Effective date1975-'76 2nd ex.s. c 38: "This 1976 amendatory act is necessary for the immediate preservation of the public peace, health, and safety, the support of the state government and its existing public institutions, and shall take effect on July 1, 1976." [1975-'76 2nd ex.s. c 38 § 21.]
Severability1975-'76 2nd ex.s. c 38: "If any provision of this 1976 amendatory act, or its application to any person or circumstance is held invalid, the remainder of the act, or the application of the provision to other persons or circumstances is not affected." [1975-'76 2nd ex.s. c 38 § 20.]



Entity and personal liability.

(1) As used in this section:
(a) "Agent" means any director, officer, or employee of an entity, or any other person who is authorized to act on behalf of the entity;
(b) "Entity" includes any domestic entity formed under or governed as to its internal affairs by Title 23, 23B, 24, or 25 RCW or any foreign business entity formed under or governed as to its internal affairs by the laws of a jurisdiction other than this state;
(c) "Governor" has the same meaning as provided in RCW 23.95.105.
(d) "High managerial agent" means a governor or person in a position of comparable authority in an entity not governed by chapter 23.95 RCW, and any other agent who manages subordinate employees.

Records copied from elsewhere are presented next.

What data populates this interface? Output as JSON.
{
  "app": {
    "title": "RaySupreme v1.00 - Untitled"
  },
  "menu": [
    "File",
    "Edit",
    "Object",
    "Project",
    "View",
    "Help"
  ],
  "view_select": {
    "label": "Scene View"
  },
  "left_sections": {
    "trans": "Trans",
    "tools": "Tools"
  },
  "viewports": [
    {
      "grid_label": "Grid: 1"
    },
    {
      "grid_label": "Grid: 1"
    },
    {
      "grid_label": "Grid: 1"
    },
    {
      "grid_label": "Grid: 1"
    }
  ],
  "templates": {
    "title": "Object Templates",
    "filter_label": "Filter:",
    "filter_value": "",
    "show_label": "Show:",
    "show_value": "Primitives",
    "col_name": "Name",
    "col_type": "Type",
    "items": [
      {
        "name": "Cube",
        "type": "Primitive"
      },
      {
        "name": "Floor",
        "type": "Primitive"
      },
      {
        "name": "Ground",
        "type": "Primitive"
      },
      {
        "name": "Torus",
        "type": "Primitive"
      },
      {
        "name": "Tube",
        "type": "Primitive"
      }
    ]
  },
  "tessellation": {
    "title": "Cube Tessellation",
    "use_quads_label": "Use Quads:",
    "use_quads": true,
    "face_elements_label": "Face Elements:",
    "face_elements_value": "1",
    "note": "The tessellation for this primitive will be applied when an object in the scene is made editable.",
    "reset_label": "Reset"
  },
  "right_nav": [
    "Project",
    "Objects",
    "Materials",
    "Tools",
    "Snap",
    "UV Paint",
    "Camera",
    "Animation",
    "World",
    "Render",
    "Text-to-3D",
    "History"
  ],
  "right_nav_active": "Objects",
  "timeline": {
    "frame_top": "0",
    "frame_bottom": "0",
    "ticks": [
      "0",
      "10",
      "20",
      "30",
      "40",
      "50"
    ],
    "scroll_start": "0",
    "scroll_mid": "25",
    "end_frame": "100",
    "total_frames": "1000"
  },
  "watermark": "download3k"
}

(2) An entity is guilty of an offense when:
(a) The conduct constituting the offense consists of an omission to discharge a specific duty of performance imposed on entities by law; or
(b) The conduct constituting the offense is engaged in, authorized, solicited, requested, commanded, or tolerated by a high managerial agent acting within the scope of his or her duties and on behalf of the entity; or
(c) The conduct constituting the offense is engaged in by an agent of the entity, other than a high managerial agent, while acting within the scope of his or her duties and on behalf of the entity and (i) the offense is a gross misdemeanor or misdemeanor, or (ii) the offense is one defined by a statute which clearly indicates a legislative intent to impose such criminal liability on an entity.

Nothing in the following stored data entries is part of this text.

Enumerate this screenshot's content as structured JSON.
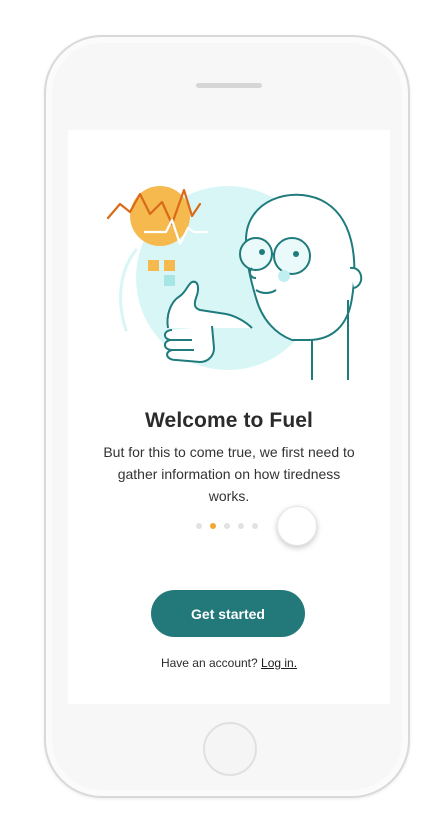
{
  "onboarding": {
    "title": "Welcome to Fuel",
    "subtitle": "But for this to come true, we first need to gather information on how tiredness works.",
    "pagination": {
      "total": 5,
      "active_index": 1
    },
    "cta_label": "Get started",
    "login_prompt": "Have an account?",
    "login_link": "Log in."
  },
  "colors": {
    "accent": "#23797a",
    "dot_active": "#f0a830",
    "dot_inactive": "#e2e2e2",
    "illustration_blob": "#d8f6f6",
    "illustration_sun": "#f6b94d",
    "illustration_line": "#1f7b7c"
  },
  "icons": {
    "illustration": "thumbs-up-character-illustration"
  }
}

(3) A person is criminally liable for conduct constituting an offense which he or she performs or causes to be performed in the name of or on behalf of an entity to the same extent as if such conduct were performed in his or her own name or behalf.

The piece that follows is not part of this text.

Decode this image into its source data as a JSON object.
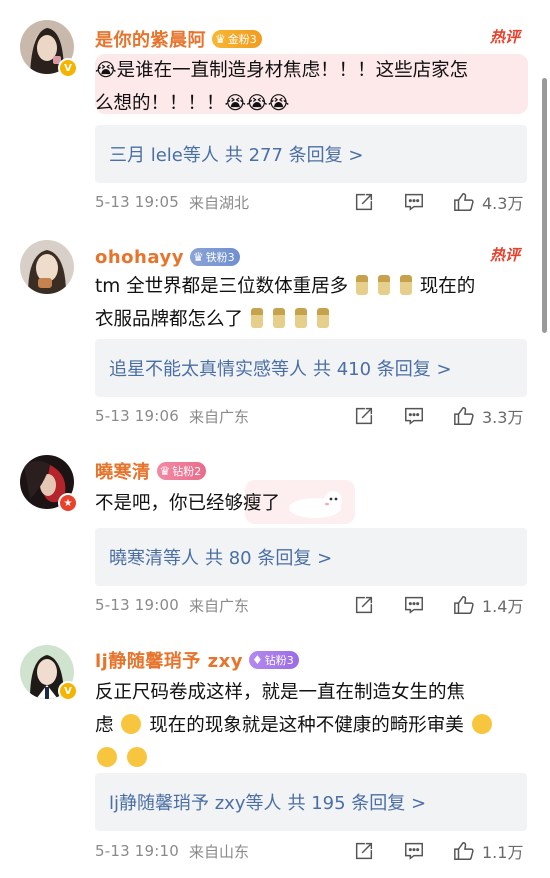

(4) Whenever a duty to act is imposed by law upon an entity, any agent of the entity who knows he or she has or shares primary responsibility for the discharge of the duty is criminally liable for a reckless omission or, if a high managerial agent, criminally negligent omission to perform the required act to the same extent as if the duty were by law imposed directly upon such agent.
(5) Every entity, whether foreign or domestic, which shall violate any provision of RCW 9A.28.040, shall forfeit every right and franchise to do business in this state. The attorney general shall begin and conduct all actions and proceedings necessary to enforce the provisions of this subsection.

NOTES:

Short title2019 c 211: See note following RCW 10.01.090.